Carbohydrates or parts of carbohydrates are often recognized as epitopes with which antibodies/toxins/viruses/bacteria interact, so it was important for us to be able to use the GlycoEpitope database in a query. With the RDF version of GlycoEpitope, we could identify the carrier proteins of glycan epitopes by NCBI RefSeq identifiers using a single SPARQL query. In particular, from the antibody information, the related epitopes could be obtained, by which UniProt protein IDs are referenced. From there, NCBI RefSeq IDs could also be retrieved. Figure 3 illustrates this query, which resulted in 57 matches. In theory, it should be possible to obtain protein IDs from GlycoProtDB by retrieving the NCBI protein gi number from the RefSeq ID obtained in this query, which is then referenced by GlycoProtDB protein IDs as the core protein. In our tests, however, since GlycoEpitope mainly contains human protein information and GlycoProtDB has only mouse and C. elegans proteins, we were unable to obtain GlycoProtDB information in a single query. We are considering the possibility of including orthologue information in order to make this possible.

Figure 3
figure 3

Query 3. A) SPARQL query 3 retrieving NCBI RefSeq protein IDs of the carrier proteins of glycan epitopes that are recognized by antibodies as stored in the GlycoEpitope database. This example illustrates the ease by which glycoepitope data could be queried together with UniProt in a single query. B) Schematic workflow of cross-database query.

Discussion and conclusion

In this report, we illustrate the utility of RDFizing glyco-databases in order to link glycan data from different glycomics resources with proteomics data. The developers of existing databases agreed upon using RDF as a straightforward approach to link relevant data with one another. This would in turn enable the creation of links with other -omics data sources. In particular, we have shown in this work that the availability of formalized RDF data of glycoscience resources has allowed not only the integrated query of multiple glyco-related databases, but also the integration with UniProt, which is a valuable resource of proteomics data. Although few genomic resources are currently on the Semantic Web, as the utility of this new technology spreads, we expect that other proteomics, metabolomics and even medical data will become available. Moreover, it is a simple matter of adding triples to existing data to link with new resources as they become available, illustrating the power of the Semantic Web.
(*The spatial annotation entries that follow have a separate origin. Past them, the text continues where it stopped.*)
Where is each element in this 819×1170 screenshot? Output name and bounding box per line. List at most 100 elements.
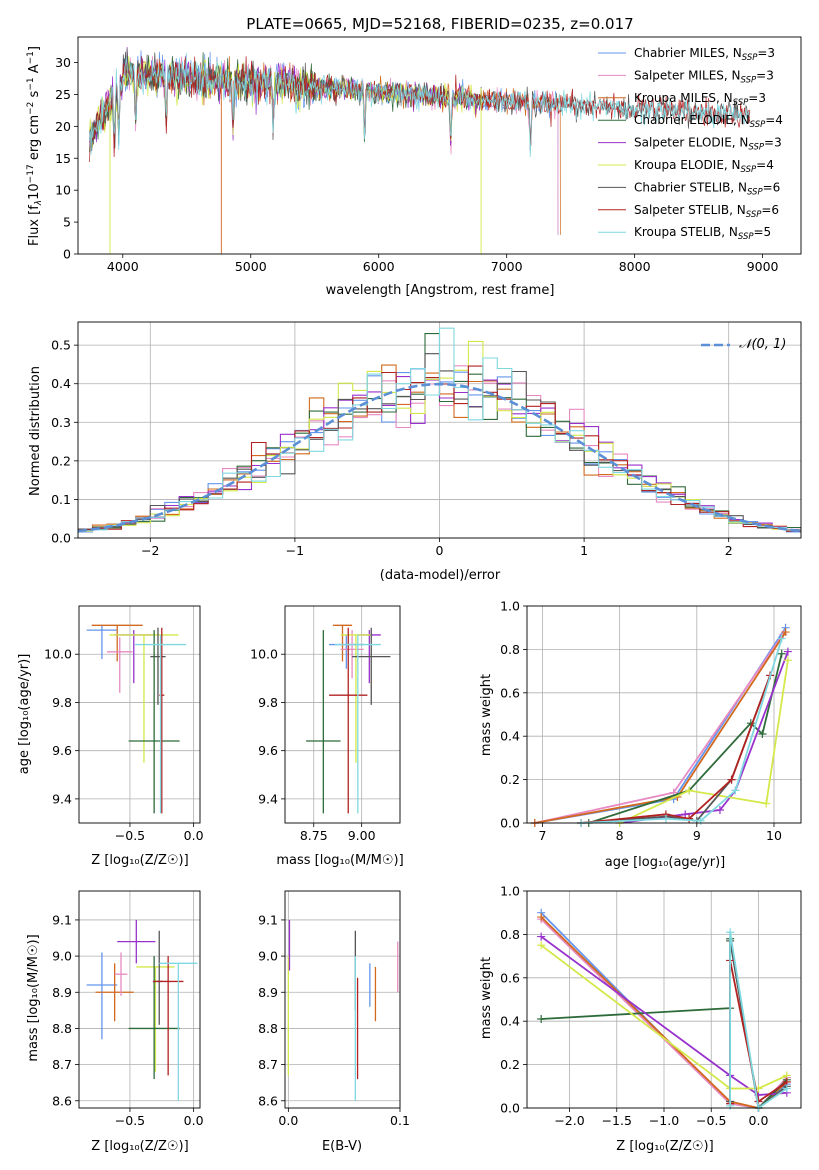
y-tick-label: 8.7 — [52, 1057, 72, 1072]
axes-frame — [77, 321, 802, 539]
y-tick-label: 9.4 — [258, 791, 278, 806]
x-tick-label: 9 — [693, 828, 701, 843]
y-tick-label: 8.7 — [258, 1057, 278, 1072]
mass-weight-marker — [758, 730, 767, 739]
x-tick-label: −2 — [141, 543, 159, 558]
y-tick-label: 15 — [55, 151, 71, 166]
y-tick-label: 1.0 — [500, 884, 520, 899]
axes-frame — [78, 890, 201, 1109]
x-tick-label: 8 — [616, 828, 624, 843]
mass-weight-marker — [537, 913, 546, 922]
mw-z-xlabel: Z [log₁₀(Z/Z☉)] — [616, 1139, 713, 1154]
x-tick-label: 0.0 — [278, 1113, 298, 1128]
y-tick-label: 8.8 — [258, 1021, 278, 1036]
mass-weight-marker — [777, 634, 786, 643]
mass-weight-marker — [685, 814, 694, 823]
axes-frame — [526, 890, 802, 1109]
legend-label: Kroupa ELODIE, NSSP=4 — [634, 158, 774, 175]
mass-vs-metallicity-plot: −0.5 0.0 8.6 8.7 8.8 8.9 9.0 9.1 — [52, 890, 204, 1128]
y-tick-label: 0.0 — [500, 1101, 520, 1116]
y-tick-label: 0.4 — [51, 376, 71, 391]
legend-label: Salpeter MILES, NSSP=3 — [634, 68, 774, 85]
x-tick-label: 0 — [436, 543, 444, 558]
y-tick-label: 8.9 — [258, 985, 278, 1000]
legend-label: Kroupa MILES, NSSP=3 — [634, 91, 766, 108]
mass-weight-marker — [731, 786, 740, 795]
gaussian-curve — [77, 382, 802, 533]
y-tick-label: 9.1 — [258, 912, 278, 927]
y-tick-label: 25 — [55, 87, 71, 102]
mass-weight-marker — [537, 932, 546, 941]
y-tick-label: 0.8 — [500, 642, 520, 657]
y-tick-label: 0.8 — [500, 927, 520, 942]
x-tick-label: 0.1 — [390, 1113, 410, 1128]
x-tick-label: 0.0 — [184, 1113, 204, 1128]
age-mass-xlabel: mass [log₁₀(M/M☉)] — [276, 853, 403, 868]
mass-weight-vs-age-plot: 7 8 9 10 0.0 0.2 0.4 0.6 0.8 1.0 — [500, 599, 802, 843]
spectrum-series-line — [89, 52, 482, 153]
x-tick-label: 8.75 — [300, 828, 328, 843]
x-tick-label: 1 — [580, 543, 588, 558]
spectrum-ylabel: Flux [fλ10−17 erg cm−2 s−1 A−1] — [26, 46, 44, 246]
mass-weight-marker — [696, 816, 705, 825]
mass-weight-marker — [726, 928, 735, 937]
y-tick-label: 0.6 — [500, 685, 520, 700]
y-tick-label: 9.6 — [258, 743, 278, 758]
y-tick-label: 0.1 — [51, 492, 71, 507]
mass-weight-marker — [661, 814, 670, 823]
x-tick-label: 9000 — [747, 259, 779, 274]
mass-ebv-xlabel: E(B-V) — [322, 1139, 362, 1154]
legend-label: Chabrier STELIB, NSSP=6 — [634, 180, 780, 197]
x-tick-label: −0.5 — [696, 1113, 726, 1128]
y-tick-label: 9.8 — [258, 695, 278, 710]
y-tick-label: 9.0 — [52, 949, 72, 964]
y-tick-label: 9.1 — [52, 912, 72, 927]
legend-label: Chabrier ELODIE, NSSP=4 — [634, 113, 783, 130]
x-tick-label: 6000 — [363, 259, 395, 274]
y-tick-label: 0.0 — [51, 531, 71, 546]
x-tick-label: 7 — [538, 828, 546, 843]
mass-weight-marker — [537, 941, 546, 950]
y-tick-label: 8.6 — [52, 1093, 72, 1108]
mass-weight-marker — [685, 786, 694, 795]
y-tick-label: 9.4 — [52, 791, 72, 806]
x-tick-label: 5000 — [235, 259, 267, 274]
mass-weight-marker — [783, 647, 792, 656]
age-z-xlabel: Z [log₁₀(Z/Z☉)] — [91, 853, 188, 868]
mw-age-xlabel: age [log₁₀(age/yr)] — [605, 855, 726, 870]
legend-label: Salpeter STELIB, NSSP=6 — [634, 203, 779, 220]
residuals-ylabel: Normed distribution — [28, 366, 43, 496]
spectrum-series-line — [89, 52, 751, 158]
y-tick-label: 0.6 — [500, 970, 520, 985]
y-tick-label: 0.4 — [500, 729, 520, 744]
x-tick-label: −1 — [286, 543, 304, 558]
y-tick-label: 0.2 — [51, 453, 71, 468]
mass-weight-marker — [762, 799, 771, 808]
y-tick-label: 9.6 — [52, 743, 72, 758]
x-tick-label: 4000 — [107, 259, 139, 274]
residuals-xlabel: (data-model)/error — [380, 568, 501, 583]
x-tick-label: −1.5 — [602, 1113, 632, 1128]
y-tick-label: 8.8 — [52, 1021, 72, 1036]
mass-weight-marker — [715, 805, 724, 814]
mass-weight-marker — [537, 1015, 546, 1024]
y-tick-label: 8.9 — [52, 985, 72, 1000]
mass-weight-series — [540, 935, 787, 1096]
axes-frame — [284, 890, 401, 1109]
y-tick-label: 9.0 — [258, 949, 278, 964]
axes-frame — [284, 605, 401, 824]
mass-z-ylabel: mass [log₁₀(M/M☉)] — [26, 934, 41, 1061]
mass-weight-marker — [783, 656, 792, 665]
legend-label: Chabrier MILES, NSSP=3 — [634, 46, 775, 63]
mass-z-xlabel: Z [log₁₀(Z/Z☉)] — [91, 1139, 188, 1154]
mass-weight-marker — [727, 775, 736, 784]
x-tick-label: −0.5 — [115, 1113, 145, 1128]
y-tick-label: 20 — [55, 119, 71, 134]
y-tick-label: 30 — [55, 55, 71, 70]
x-tick-label: 9.00 — [348, 828, 376, 843]
y-tick-label: 0.2 — [500, 1057, 520, 1072]
x-tick-label: 0.0 — [184, 828, 204, 843]
x-tick-label: 8000 — [619, 259, 651, 274]
x-tick-label: −2.0 — [554, 1113, 584, 1128]
x-tick-label: −1.0 — [649, 1113, 679, 1128]
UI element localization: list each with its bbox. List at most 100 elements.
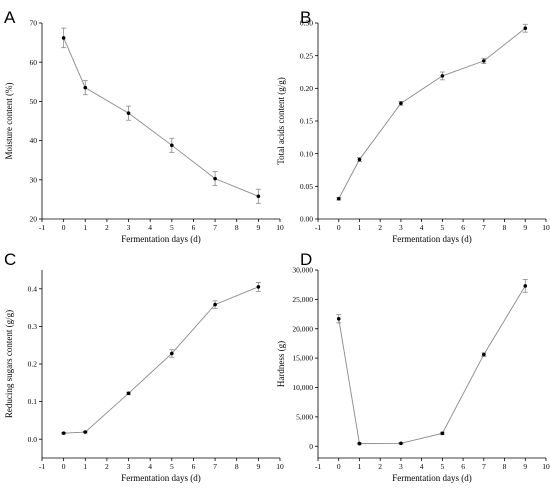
x-tick-label: 1	[83, 223, 87, 232]
x-tick-label: 10	[542, 462, 550, 471]
y-tick-label: 60	[30, 58, 38, 67]
data-point	[336, 196, 341, 201]
panel-letter: C	[4, 250, 16, 269]
y-tick-label: 10,000	[292, 383, 313, 392]
y-axis-label: Moisture content (%)	[4, 83, 14, 160]
data-point	[482, 352, 486, 357]
x-tick-label: 5	[170, 462, 174, 471]
x-tick-label: -1	[39, 223, 45, 232]
data-point	[482, 59, 486, 63]
x-tick-label: 10	[276, 462, 284, 471]
x-tick-label: 6	[192, 223, 196, 232]
x-tick-label: 5	[440, 223, 444, 232]
x-tick-label: 0	[62, 223, 66, 232]
series-line	[338, 285, 526, 445]
x-tick-label: 2	[105, 462, 109, 471]
data-point	[213, 176, 217, 181]
data-point	[126, 391, 131, 396]
x-tick-label: 8	[503, 462, 507, 471]
x-tick-label: 10	[542, 223, 550, 232]
x-tick-label: 8	[503, 223, 507, 232]
data-point	[256, 194, 261, 199]
x-tick-label: 7	[213, 223, 217, 232]
x-tick-label: 9	[256, 462, 260, 471]
x-tick-label: 3	[399, 223, 403, 232]
x-tick-label: 0	[62, 462, 66, 471]
y-tick-label: 0.2	[28, 360, 38, 369]
data-point	[126, 111, 131, 115]
y-tick-label: 0.1	[28, 397, 38, 406]
data-point	[440, 431, 445, 436]
y-tick-label: 0.25	[300, 51, 313, 60]
data-point	[523, 284, 528, 288]
x-tick-label: 0	[337, 462, 341, 471]
y-axis-label: Total acids content (g/g)	[276, 77, 286, 165]
x-tick-label: 3	[127, 223, 131, 232]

In order to further add other pertinent glycomics data to the Semantic Web, two points should be kept in mind: 1) the consistent usage of predicates throughout the related data, and 2) the consistent usage of URIs. For 1), it will be necessary to develop an ontology for glycomics data, which is currently under development. For 2), we suggest the usage of identifiers.org when referring to external databases. This base URI is intended to be a persistent URI for any major data resource such that if the original URI changes, identifiers.org will point to the updated resource. Thus users will not need to manage the update of outdated URIs.

Future work entails the development of a more formalized glyco-ontology in order to organize the semantics of the existing glyco-related data, as mentioned above. This can be most easily undertaken by first focusing on the RDF data at hand. As evident from queries 2 and 3, we were forced to use regular expression filters in order to obtain our target data. Thus, we are currently discussing the first version of this glyco-ontology and plan on implementing a more standardized version of our RDF data. This data will be made available as a public SPARQL endpoint in the near future such that federated queries can be performed. This will also make it possible for developers of other related databases to use our standard to most efficiently link their data with the glycomics world.

Endnote

aNote that in this manuscript, we may use the terms “carbohydrate structure” and “glycan” or “glycan structure” interchangeably. Note also that terms starting with “glyco-“ refer to glycans, which are composed of monosaccharides. For example, glycoproteins are glycosylated proteins, which are protein structures with at least one monosaccharide attached to one of its amino acids.